In urging people to vote, he said: "Reach out and call your friends and family and tell them this is the most important election . . ."
Clinton has also praised Israeli leaders for "trying to reach out to the Palestinians."
By the time Clinton leaves office, he will probably be the reaching-outest president in our history.
In contrast, I couldn't find even one reach-out by George Bush, which wasn't surprising. Bush is of a restrained generation, while Clinton came of age in the touchy-feely era.
However, some of Bush's supporters weren't above it.
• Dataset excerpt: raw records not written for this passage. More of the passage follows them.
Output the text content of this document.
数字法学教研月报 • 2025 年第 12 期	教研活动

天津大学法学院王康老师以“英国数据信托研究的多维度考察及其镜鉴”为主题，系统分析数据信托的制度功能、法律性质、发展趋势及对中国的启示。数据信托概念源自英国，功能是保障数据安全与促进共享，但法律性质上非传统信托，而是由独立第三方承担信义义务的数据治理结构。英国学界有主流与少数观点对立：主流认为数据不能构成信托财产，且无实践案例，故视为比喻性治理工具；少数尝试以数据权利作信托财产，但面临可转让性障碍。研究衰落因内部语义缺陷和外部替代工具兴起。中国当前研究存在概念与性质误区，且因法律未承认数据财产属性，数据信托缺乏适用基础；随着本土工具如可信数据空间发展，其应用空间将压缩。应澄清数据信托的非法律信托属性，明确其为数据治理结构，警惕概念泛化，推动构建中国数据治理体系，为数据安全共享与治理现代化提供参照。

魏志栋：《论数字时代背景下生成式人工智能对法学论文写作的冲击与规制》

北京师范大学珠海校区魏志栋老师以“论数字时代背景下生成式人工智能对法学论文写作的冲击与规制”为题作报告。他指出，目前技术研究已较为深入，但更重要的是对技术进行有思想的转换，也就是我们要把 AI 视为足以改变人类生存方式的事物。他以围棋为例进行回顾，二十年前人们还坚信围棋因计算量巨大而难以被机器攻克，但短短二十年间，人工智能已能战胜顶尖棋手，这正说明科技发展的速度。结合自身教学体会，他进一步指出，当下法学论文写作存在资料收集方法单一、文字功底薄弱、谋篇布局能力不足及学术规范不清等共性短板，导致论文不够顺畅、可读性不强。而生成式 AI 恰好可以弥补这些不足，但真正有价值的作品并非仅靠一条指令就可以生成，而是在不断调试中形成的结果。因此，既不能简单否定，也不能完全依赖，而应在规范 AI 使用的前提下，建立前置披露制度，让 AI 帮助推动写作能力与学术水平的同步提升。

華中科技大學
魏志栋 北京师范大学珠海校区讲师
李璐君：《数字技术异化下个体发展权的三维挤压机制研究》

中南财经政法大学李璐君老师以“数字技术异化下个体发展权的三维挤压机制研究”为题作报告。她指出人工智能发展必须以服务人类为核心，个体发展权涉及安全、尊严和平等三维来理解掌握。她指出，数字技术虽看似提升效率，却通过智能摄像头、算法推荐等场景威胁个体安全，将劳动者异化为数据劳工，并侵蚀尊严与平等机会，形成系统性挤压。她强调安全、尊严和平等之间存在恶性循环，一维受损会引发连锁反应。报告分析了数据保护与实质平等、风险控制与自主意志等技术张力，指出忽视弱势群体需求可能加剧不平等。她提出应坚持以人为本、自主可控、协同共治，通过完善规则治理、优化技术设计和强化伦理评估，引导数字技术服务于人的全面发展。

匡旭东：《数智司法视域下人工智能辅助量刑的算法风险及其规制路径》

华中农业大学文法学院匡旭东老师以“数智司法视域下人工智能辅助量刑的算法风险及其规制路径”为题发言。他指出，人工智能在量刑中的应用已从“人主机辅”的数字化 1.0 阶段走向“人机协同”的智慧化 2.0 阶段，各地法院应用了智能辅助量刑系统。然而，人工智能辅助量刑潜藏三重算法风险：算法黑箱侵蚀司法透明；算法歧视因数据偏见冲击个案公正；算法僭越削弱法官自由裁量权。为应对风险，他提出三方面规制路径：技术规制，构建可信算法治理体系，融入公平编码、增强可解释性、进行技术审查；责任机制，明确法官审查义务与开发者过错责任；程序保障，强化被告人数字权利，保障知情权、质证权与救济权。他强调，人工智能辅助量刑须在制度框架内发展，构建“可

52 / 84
In a campaign speech, one of them said: "The president himself will have to reach out to a broader group." Alas, the broader group was out of reach.
But the Clinton administration is far deeper in reacher-outers.
Vice President Albert Gore: "I will do everything I can to give this country an opportunity to reach out for change . . ."
Gore again: "I personally participated in that effort to reach out and asked a whole series of Republican leaders about the possibility of creating a bipartisan approach."
Gore once more: "It is time to end the categories of us and them, you and me, and reach out for 'We the people.' "
David Gergen, Clinton's communications chief: "The president has made quite clear that he wants to be an innovative, centrist president, to reach out . . ."
David Wilhelm, the Democratic chairman: "If we can prove that we can govern, that's the best way of reaching out to the people we need to reach out to."
Aide George Stephanopoulos: "President Clinton wants to reach out to Republicans on key parts of his legislative agenda . . ."
Health Secretary Donna Shalala: "Each of us, every day, can make a difference in the life of some child if we are willing to take the risk to reach out."
Members of Congress are also big on reaching out. (No, I'm not referring to when they reach out and say, "Thanks for the campaign contribution," which is their favorite form of reaching out. Or when Sen. Bob Packwood reaches out for anything in a skirt.)
Sen. Bill Bradley, for example, said: "I hope that President Clinton encourages Americans to reach out generously toward the peoples of Russia, Ukraine and the other republics."
And others, too numerous to name, have recently talked about reaching out to all of us by creating laws that make us happier and more prosperous. Of course, they plan to do this by finding new ways to reach out for money.
This has led to Ross Perot's using the reach-out line, but in a less touchy-feely context. "Our legislators are arrogant. We've got to organize and reach out and tap them on the shoulder and let them know we're watching."
It should be no surprise that Jesse Jackson is one of the leading reacher-outers: "Above all, Democrats, we must reach out to our children. Our children are in trouble. We must reach out to our children."
A sentiment echoed by Ben Chavis, head of the NAACP: "I know we need to reach out and embrace our young people."
Louis Farrakhan, the noted honky-basher, is getting into reaching out. But not with smooches. He said: "It is not enough to tell blacks to reach out to America's mainstream. America's mainstream must also reach out to us."
Reaching out has become so popular that it has even spread to the sports world, where reaching out used to be limited to punching and tackling.
Michael McCaskey, the owner of the Chicago Bears, has said: "If you are trying to establish a Bear family feeling, then you reach out to people when something off the field causes them genuine distress."
Nancy Lopez, the woman golfer, said the women's golf tour has to appeal to more women. "I think we really have to reach out to women, because I think women have a lot of power."
Even Richard Esquinas, who wrote the shabby book about his golf gambling matches with Michael Jordan, said he wrote it because he was trying to "reach out to Michael." Sure. Or maybe Michael's checkbook.
I will close by saying that I hope this column serves to reach out to public figures and encourages them to shut up about reaching out. This should not become a nation of gropers.